There’s a sense of order and symmetry. It’s not surprising, really – the Germans are known for this. The buildings are in pristine state.

I quickly understand to appreciate the heavy snow and freezing weather. In Spring, with a light breeze, blooming trees and neatly trimmed squares of grass, green all around, it might be difficult to get a sense of the horrors which happened here – because, however it may sound, the place could be taken as aesthetically pleasing if not for the ever-present barbed wire and watchtowers.

In these conditions, though, it feels different. And you have the chance to imagine how being worked to death in dirty rags and wooden shoes must have felt – not that you can ever truly empathize.

I notice the swimming pool, which is hidden to the public. I can sneak to take some pictures, but I decide not to. If they don’t want it shown, I can respect that. I understand it can encourage Holocaust denial.

The visit at Auschwitz I consists of walking around the perimeter and exploring the barracks which are open to the public. Inside, you move through different rooms and prison cells, with panels presenting elaborate explanations of the events which occurred in said places. There’s quite a few stories to learn. And then there are exhibitions of the prisoners’ personal belongings. Cans, toothbrushes, shoes, clothes, makeshift items …

What really hits me though, is seeing all the suitcases – distinctively marked with their owners’ names. These were people with dreams, people hoping for a future. People who loved, and who were loved. They were worried about losing their belongings. They wrote their names to ensure they would be returned.

I imagine the scenes:

“Darling, write our names so they know to give these back to us … write in big letters, so they’ll see …”.

They didn’t know it was all over the moment they stepped onto those trains. It feels quite tragic to think about it in this way.

So I sit with that for a while.

I am now on my way towards the bus which takes you to Auschwitz II-Birkenau (which is some 3 kilometers away), but near the exit there is still one more place of miserable history to see.

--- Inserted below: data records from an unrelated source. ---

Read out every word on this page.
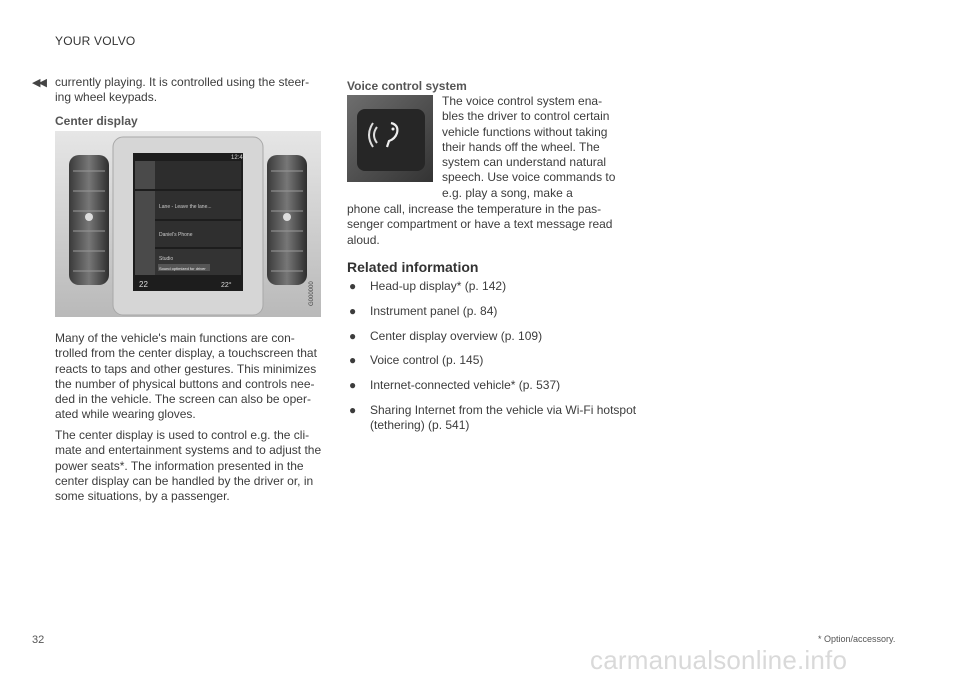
YOUR VOLVO
◀◀ currently playing. It is controlled using the steer-ing wheel keypads.
Center display
12:45
Lane - Leave the lane...
Daniel's Phone
Studio
Sound optimized for driver
22	22°	G000000
Many of the vehicle's main functions are con-trolled from the center display, a touchscreen that reacts to taps and other gestures. This minimizes the number of physical buttons and controls nee-ded in the vehicle. The screen can also be oper-ated while wearing gloves.
The center display is used to control e.g. the cli-mate and entertainment systems and to adjust the power seats*. The information presented in the center display can be handled by the driver or, in some situations, by a passenger.
Voice control system
The voice control system ena-bles the driver to control certain vehicle functions without taking their hands off the wheel. The system can understand natural speech. Use voice commands to e.g. play a song, make a
phone call, increase the temperature in the pas-senger compartment or have a text message read aloud.
Related information
● Head-up display* (p. 142)
● Instrument panel (p. 84)
● Center display overview (p. 109)
● Voice control (p. 145)
● Internet-connected vehicle* (p. 537)
● Sharing Internet from the vehicle via Wi-Fi hotspot (tethering) (p. 541)
32	* Option/accessory.
carmanualsonline.info
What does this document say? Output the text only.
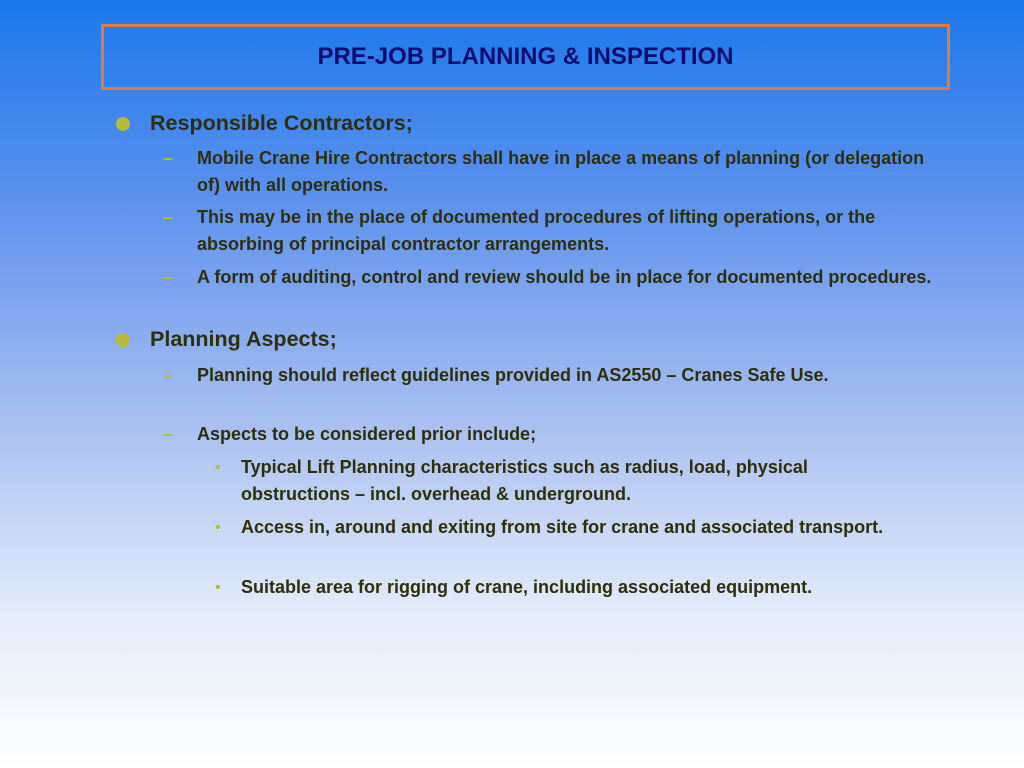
PRE-JOB PLANNING & INSPECTION
Responsible Contractors;
– Mobile Crane Hire Contractors shall have in place a means of planning (or delegation of) with all operations.
– This may be in the place of documented procedures of lifting operations, or the absorbing of principal contractor arrangements.
– A form of auditing, control and review should be in place for documented procedures.
Planning Aspects;
– Planning should reflect guidelines provided in AS2550 – Cranes Safe Use.
– Aspects to be considered prior include;
• Typical Lift Planning characteristics such as radius, load, physical obstructions – incl. overhead & underground.
• Access in, around and exiting from site for crane and associated transport.
• Suitable area for rigging of crane, including associated equipment.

It’s Crematorium I, the only one still left standing in the entire Auschwitz complex – although this too was dismantled and is now largely reconstructed. Here is the gas chamber you see in modern images – a provisional one, used between 1941 and 1942 – and the ovens were bodies were cremated. The gas chamber has been restored, while the ovens (together with the chimney) have been rebuilt. I have included photographs in the gallery above.

I make my way to the bus station, and hop on the bus. I expect to wait for more people to join. But doors close, and the bus leaves with just me and a couple staff … towards Auschwitz II-Birkenau, 10 minutes away.

AUSCHWITZ II-BIRKENAU

I reach the destination, and the first realization is that the iconic photograph of rail tracks approaching the large brick gate is not actually taken from outside the complex, but from the inside. Of course, I enter the premises and take my own photo. There are a few people leaving, and no one else around.

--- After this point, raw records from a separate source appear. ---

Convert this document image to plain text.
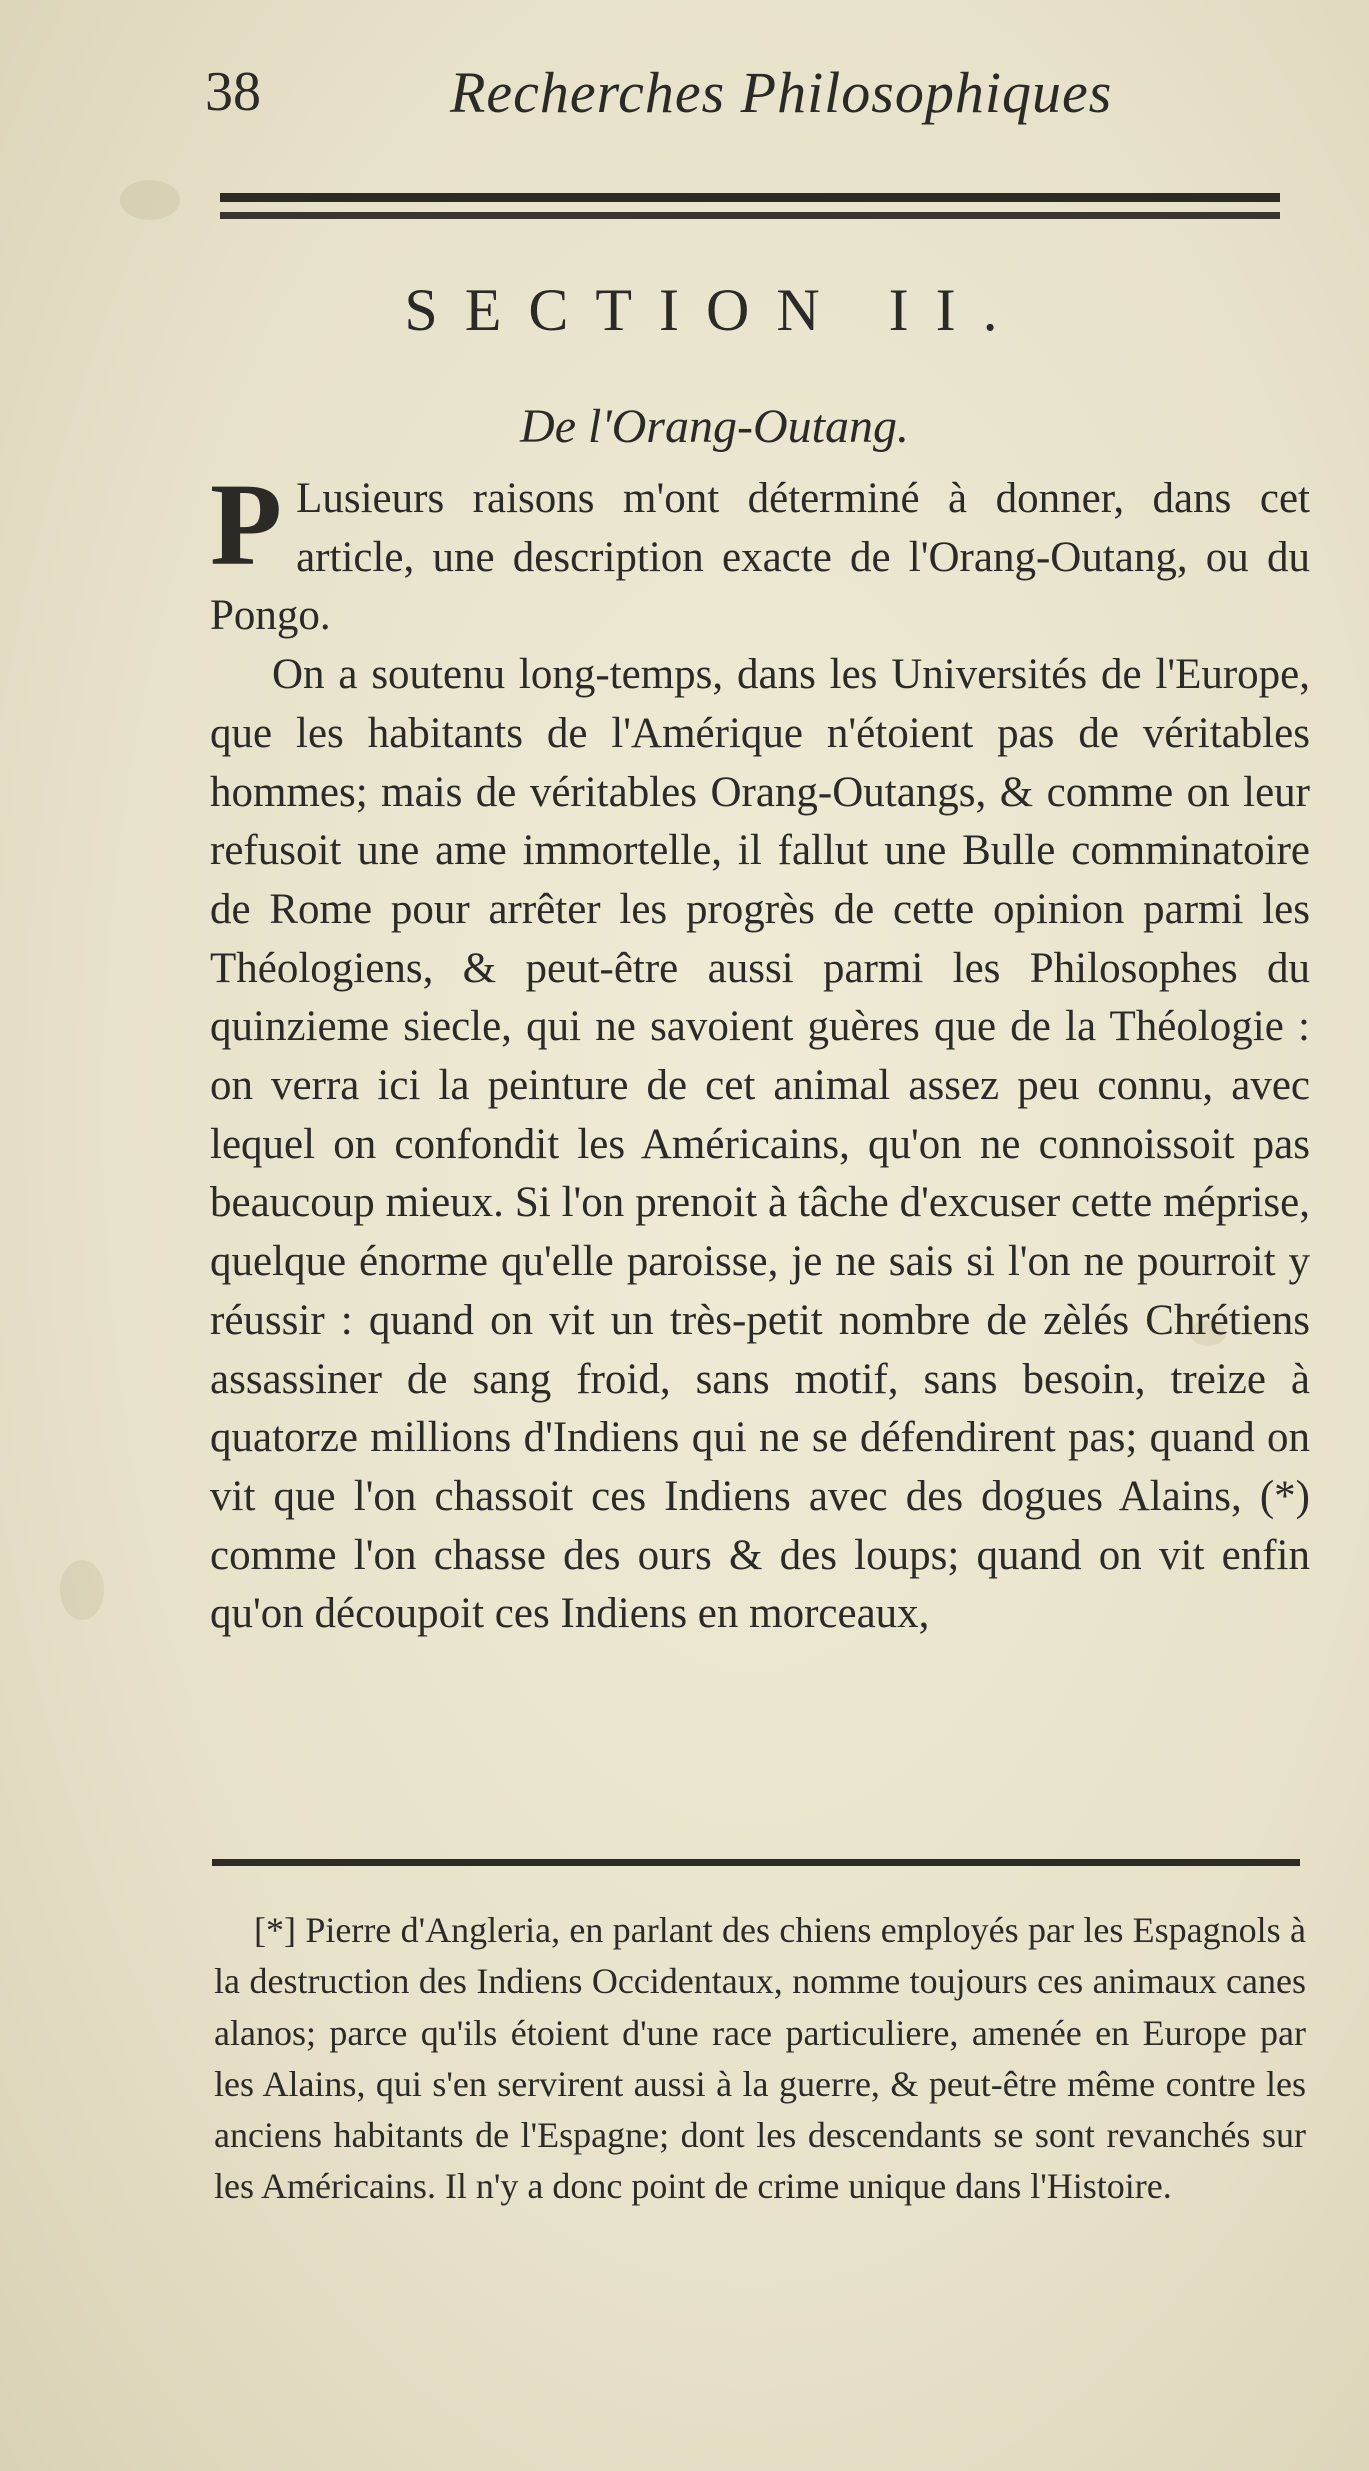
38	Recherches Philosophiques
SECTION II.
De l'Orang-Outang.

P Lusieurs raisons m'ont déterminé à donner, dans cet article, une description exacte de l'Orang-Outang, ou du Pongo.

On a soutenu long-temps, dans les Universités de l'Europe, que les habitants de l'Amérique n'étoient pas de véritables hommes; mais de véritables Orang-Outangs, & comme on leur refusoit une ame immortelle, il fallut une Bulle comminatoire de Rome pour arrêter les progrès de cette opinion parmi les Théologiens, & peut-être aussi parmi les Philosophes du quinzieme siecle, qui ne savoient guères que de la Théologie : on verra ici la peinture de cet animal assez peu connu, avec lequel on confondit les Américains, qu'on ne connoissoit pas beaucoup mieux. Si l'on prenoit à tâche d'excuser cette méprise, quelque énorme qu'elle paroisse, je ne sais si l'on ne pourroit y réussir : quand on vit un très-petit nombre de zèlés Chrétiens assassiner de sang froid, sans motif, sans besoin, treize à quatorze millions d'Indiens qui ne se défendirent pas; quand on vit que l'on chassoit ces Indiens avec des dogues Alains, (*) comme l'on chasse des ours & des loups; quand on vit enfin qu'on découpoit ces Indiens en morceaux,

[*] Pierre d'Angleria, en parlant des chiens employés par les Espagnols à la destruction des Indiens Occidentaux, nomme toujours ces animaux canes alanos; parce qu'ils étoient d'une race particuliere, amenée en Europe par les Alains, qui s'en servirent aussi à la guerre, & peut-être même contre les anciens habitants de l'Espagne; dont les descendants se sont revanchés sur les Américains. Il n'y a donc point de crime unique dans l'Histoire.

Suddenly, I am alone … at the Auschwitz II-Birkenau extermination camp.

alone at auschwitz visit 2026

The tracks go deep into the camp and are overlooked by the selection ramp, where Dr. Mengele and SS Officers were making the choice:

Right – life.
Left – death.

Families separated and erased, as tragically recounted in hundreds of memoirs. Uncertainty, confusion, fear. Desperation and pain. And hope, the sweet poison which keeps you sane, so you can suffer more.

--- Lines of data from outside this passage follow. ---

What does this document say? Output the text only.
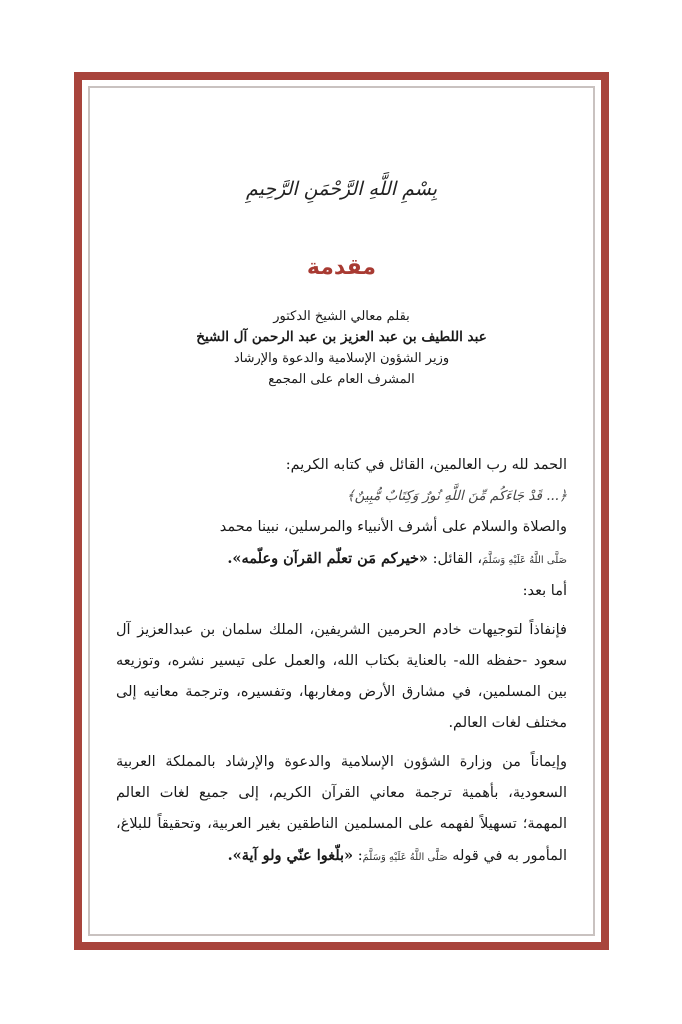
بِسْمِ اللَّهِ الرَّحْمَنِ الرَّحِيمِ
مقدمة
بقلم معالي الشيخ الدكتور
عبد اللطيف بن عبد العزيز بن عبد الرحمن آل الشيخ
وزير الشؤون الإسلامية والدعوة والإرشاد
المشرف العام على المجمع

الحمد لله رب العالمين، القائل في كتابه الكريم:

﴿... قَدْ جَاءَكُم مِّنَ اللَّهِ نُورٌ وَكِتَابٌ مُّبِينٌ﴾

والصلاة والسلام على أشرف الأنبياء والمرسلين، نبينا محمد
صَلَّى اللَّهُ عَلَيْهِ وَسَلَّمَ، القائل: «خيركم مَن تعلّم القرآن وعلّمه».

أما بعد:

فإنفاذاً لتوجيهات خادم الحرمين الشريفين، الملك سلمان بن عبدالعزيز آل سعود -حفظه الله- بالعناية بكتاب الله، والعمل على تيسير نشره، وتوزيعه بين المسلمين، في مشارق الأرض ومغاربها، وتفسيره، وترجمة معانيه إلى مختلف لغات العالم.

وإيماناً من وزارة الشؤون الإسلامية والدعوة والإرشاد بالمملكة العربية السعودية، بأهمية ترجمة معاني القرآن الكريم، إلى جميع لغات العالم المهمة؛ تسهيلاً لفهمه على المسلمين الناطقين بغير العربية، وتحقيقاً للبلاغ، المأمور به في قوله صَلَّى اللَّهُ عَلَيْهِ وَسَلَّمَ: «بلّغوا عنّي ولو آية».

I am standing in the footsteps of horror stories. While history may indeed be written by the victors, and certain details can be debated, THIS HAPPENED. To deny the event itself is sheer insanity.

The immensity of Auschwitz II-Birkenau is quite astounding. A vast open space enclosed at the far ends by barbed wire. There’s only snow, bricks and barbed wire, as far as my eyes can see. This truly is the land of barbed wire.

Given that I’m by myself, I decide to put some music on my phone. Relevant music for that era, for Auschwitz. To help me imagine, to help me feel.

Over 100 buildings have survived the passage of time here. Quarantine camps, the Women’s camp, the Terezin Ghetto camp, Gypsies camp, Hungarian camp, Tranzit camps, Children’s barracks. Latrines and washrooms, bathhouses, bunkers, warehouses, kitchens. The infamous Kanada storeroom – which used to be packed with loot confiscated from prisoners – is destroyed, but marked accordingly. The sleeping quarters are as miserable as you would expect.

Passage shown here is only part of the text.